Den Anfang macht Michaela Sauerwein, Leiterin Mitgliedschaftsmanagement des ADAC, München. Ihr Thema: die digitale Transformation. Natürlich kommt sie nicht umhin, zunächst auf die Reihe von Skandalen des Automobilclubs einzugehen, die jüngst publik wurden. Sie nimmt es sportlich: „Die Krise hilft uns.“ Ist aber gleich in medias res: dem Wandel vom kleinen Verein zum Großkonzern, den der ADAC in seiner 111-jährigen Geschichte durchlaufen hat. „Transformation ist für uns etwas Alltägliches“, sagt Sauerwein. Lediglich ihr Tempo habe enorm zugenommen. Als Treiber der Veränderungen sieht sie vor allem die Technologie und neue Bedürfnisse der Mitglieder. Genau genommen eines Teils von ihnen. Denn – das betont Sauerwein – nicht jedes der 19 Millionen Mitglieder ist bereit, jeden Trend mitzumachen.
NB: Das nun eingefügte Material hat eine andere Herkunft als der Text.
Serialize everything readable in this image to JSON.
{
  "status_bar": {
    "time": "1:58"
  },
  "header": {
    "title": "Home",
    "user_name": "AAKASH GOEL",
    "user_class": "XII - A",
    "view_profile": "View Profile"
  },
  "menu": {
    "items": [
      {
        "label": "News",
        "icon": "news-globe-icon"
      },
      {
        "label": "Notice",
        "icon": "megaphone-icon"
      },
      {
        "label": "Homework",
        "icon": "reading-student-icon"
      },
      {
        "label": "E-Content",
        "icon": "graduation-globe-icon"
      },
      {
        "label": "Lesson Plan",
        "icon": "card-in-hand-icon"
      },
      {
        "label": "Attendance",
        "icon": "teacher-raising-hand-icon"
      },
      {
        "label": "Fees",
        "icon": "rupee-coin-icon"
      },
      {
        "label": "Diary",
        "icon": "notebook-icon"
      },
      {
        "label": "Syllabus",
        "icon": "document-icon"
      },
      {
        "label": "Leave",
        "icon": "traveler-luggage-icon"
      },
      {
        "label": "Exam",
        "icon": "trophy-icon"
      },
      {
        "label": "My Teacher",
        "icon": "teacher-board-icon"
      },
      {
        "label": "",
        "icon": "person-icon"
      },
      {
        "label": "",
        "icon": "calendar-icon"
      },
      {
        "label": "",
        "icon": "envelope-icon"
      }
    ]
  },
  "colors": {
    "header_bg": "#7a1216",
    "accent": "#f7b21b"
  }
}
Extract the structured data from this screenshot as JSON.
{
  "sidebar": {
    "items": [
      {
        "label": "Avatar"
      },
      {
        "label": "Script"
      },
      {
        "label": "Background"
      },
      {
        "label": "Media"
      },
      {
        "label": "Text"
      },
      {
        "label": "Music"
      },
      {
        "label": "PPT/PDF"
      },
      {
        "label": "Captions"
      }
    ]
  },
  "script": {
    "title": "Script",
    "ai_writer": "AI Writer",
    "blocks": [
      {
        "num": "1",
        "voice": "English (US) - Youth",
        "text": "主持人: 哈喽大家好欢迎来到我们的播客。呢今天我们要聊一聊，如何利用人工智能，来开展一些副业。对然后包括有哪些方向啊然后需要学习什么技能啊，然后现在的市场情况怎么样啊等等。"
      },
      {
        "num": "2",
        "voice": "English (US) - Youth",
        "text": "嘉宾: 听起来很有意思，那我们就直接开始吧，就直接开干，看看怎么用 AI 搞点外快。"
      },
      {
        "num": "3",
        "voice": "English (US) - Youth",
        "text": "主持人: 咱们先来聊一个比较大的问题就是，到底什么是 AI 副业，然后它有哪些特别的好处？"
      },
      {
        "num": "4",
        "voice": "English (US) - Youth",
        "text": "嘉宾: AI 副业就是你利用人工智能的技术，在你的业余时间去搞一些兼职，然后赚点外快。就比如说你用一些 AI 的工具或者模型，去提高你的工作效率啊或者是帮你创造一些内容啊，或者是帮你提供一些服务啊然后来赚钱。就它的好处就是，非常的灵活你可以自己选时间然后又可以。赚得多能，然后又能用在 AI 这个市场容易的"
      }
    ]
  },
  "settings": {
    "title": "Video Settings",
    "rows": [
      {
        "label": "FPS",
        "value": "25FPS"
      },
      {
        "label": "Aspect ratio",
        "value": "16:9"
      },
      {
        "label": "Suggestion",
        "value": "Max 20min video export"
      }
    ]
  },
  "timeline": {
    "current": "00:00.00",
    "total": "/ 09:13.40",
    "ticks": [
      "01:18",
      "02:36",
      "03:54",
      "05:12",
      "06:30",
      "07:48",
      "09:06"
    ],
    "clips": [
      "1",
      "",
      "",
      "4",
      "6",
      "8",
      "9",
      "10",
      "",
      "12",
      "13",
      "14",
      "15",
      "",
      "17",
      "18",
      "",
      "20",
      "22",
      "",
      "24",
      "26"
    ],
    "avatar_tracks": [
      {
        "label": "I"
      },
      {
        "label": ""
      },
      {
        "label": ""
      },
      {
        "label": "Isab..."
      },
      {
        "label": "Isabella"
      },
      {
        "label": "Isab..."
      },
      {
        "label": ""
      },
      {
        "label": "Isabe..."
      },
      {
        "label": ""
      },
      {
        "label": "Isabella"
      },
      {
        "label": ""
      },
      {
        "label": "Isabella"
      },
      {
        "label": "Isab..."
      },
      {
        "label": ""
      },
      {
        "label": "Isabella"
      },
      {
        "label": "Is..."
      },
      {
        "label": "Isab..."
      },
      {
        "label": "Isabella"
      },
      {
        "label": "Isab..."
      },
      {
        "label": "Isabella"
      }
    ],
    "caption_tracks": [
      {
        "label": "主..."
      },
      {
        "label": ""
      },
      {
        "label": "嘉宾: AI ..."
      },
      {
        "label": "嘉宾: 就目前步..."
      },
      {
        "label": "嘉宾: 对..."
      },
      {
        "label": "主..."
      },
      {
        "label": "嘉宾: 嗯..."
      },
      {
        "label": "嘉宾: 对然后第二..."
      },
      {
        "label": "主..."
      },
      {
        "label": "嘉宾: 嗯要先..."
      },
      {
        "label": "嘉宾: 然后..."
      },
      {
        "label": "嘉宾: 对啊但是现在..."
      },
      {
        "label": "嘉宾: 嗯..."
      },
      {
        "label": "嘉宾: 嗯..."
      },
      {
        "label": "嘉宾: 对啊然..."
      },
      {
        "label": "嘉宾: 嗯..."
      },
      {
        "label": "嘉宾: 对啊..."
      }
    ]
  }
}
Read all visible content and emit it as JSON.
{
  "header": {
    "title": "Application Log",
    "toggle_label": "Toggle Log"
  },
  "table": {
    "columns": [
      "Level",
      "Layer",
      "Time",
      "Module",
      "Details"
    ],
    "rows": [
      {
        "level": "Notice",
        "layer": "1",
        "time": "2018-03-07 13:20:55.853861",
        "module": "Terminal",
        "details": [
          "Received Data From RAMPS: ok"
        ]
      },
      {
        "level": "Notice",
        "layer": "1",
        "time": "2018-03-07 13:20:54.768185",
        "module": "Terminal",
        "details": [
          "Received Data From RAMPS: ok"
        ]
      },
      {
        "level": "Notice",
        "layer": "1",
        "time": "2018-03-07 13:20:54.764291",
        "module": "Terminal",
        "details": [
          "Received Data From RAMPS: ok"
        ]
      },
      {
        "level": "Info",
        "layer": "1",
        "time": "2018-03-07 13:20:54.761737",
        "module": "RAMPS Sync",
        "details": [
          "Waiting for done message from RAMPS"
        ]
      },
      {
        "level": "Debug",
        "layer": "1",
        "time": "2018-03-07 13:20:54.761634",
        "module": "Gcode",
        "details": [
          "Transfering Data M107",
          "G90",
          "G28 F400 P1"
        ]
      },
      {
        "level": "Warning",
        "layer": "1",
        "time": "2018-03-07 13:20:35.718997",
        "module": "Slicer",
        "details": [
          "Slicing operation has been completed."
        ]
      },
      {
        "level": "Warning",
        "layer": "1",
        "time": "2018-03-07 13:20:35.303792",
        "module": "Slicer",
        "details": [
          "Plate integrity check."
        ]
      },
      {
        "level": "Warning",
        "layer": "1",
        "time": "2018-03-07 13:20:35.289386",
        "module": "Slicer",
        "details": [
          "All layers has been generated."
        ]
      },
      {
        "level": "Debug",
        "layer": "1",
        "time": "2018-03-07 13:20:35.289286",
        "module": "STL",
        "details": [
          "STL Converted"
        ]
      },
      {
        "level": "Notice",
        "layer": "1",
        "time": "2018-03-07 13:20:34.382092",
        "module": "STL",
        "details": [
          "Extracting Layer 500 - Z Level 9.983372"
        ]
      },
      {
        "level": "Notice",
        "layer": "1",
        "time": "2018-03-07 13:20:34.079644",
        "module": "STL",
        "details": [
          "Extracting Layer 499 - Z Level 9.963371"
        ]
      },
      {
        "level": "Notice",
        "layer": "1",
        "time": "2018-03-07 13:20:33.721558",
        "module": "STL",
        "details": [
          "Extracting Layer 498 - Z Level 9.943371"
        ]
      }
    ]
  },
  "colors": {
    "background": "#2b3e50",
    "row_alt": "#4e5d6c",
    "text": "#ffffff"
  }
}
Einer eigenen Hochrechnung zufolge bedeutet dies, dass im Jahr 2020 drei von fünf ADAC-Mitgliedern mit der digitalen Welt vertraut sind (Digital Natives und Digital Immigrants), die anderen dagegen nicht. Demnach müssen zumindest diese beiden Gruppen unterschiedlich angesprochen werden. Natürlich auch heute schon: Während die einen auf der althergebrachten Notrufsäule bestehen, verlangen die anderen sie als App auf dem Smartphone. „Wir wollen beiden Gruppen gerecht werden und die Menschen dort abholen, wo sie sind“, umreißt Sauerwein die Aufgabe für die Gegenwart und die nahe Zukunft.
Wie eine Marke dem Kunden näher kommt, erläutert Carla Meinhard, Senior Manager CRM bei Coca-Cola Deutschland, Berlin. Der Getränkekonzern hat 2008 sein erstes CRM-Programm aufgesetzt. Seit Jahresbeginn richte es sich nicht mehr an die Masse der Coke-Trinker, sondern an diejenigen, die lediglich zwei- oder dreimal pro anno zur Flasche mit der braunen Brause greifen. Nun sollen sie überzeugt werden. „Das geht nur mittels individuell zugeschnittenem Content“, sagt Meinhard. Dazu sind Informationen über die Kunden nötig, die ihre Interessen beschreiben. „Anfangs fragen wir nur wenige Daten ab, erst nach und nach werden es mehr.“
Der Aufwand, den Coca-Cola betreibt, ist groß. Inzwischen wird der CRM-Managerin zufolge die Website etwa an die Herkunft des Nutzers und sein Surf-Verhalten angepasst. Wer über Tagesschau.de auf die Site kommt, sieht andere Inhalte als der, der zuletzt auf Bravo.de war. Die Mutter, die den Account ihrer Tochter verwendet, wird an ihren abweichenden Gewohnheiten erkannt und bekommt daraufhin andere Inhalte gezeigt als ihr Sprössling. „Alles, was wir machen, wird gemessen. Aber es steht nicht mehr die Technik im Vordergrund, sondern die Analyse und die daraus abgeleitete Aktion“, erklärt Meinhard.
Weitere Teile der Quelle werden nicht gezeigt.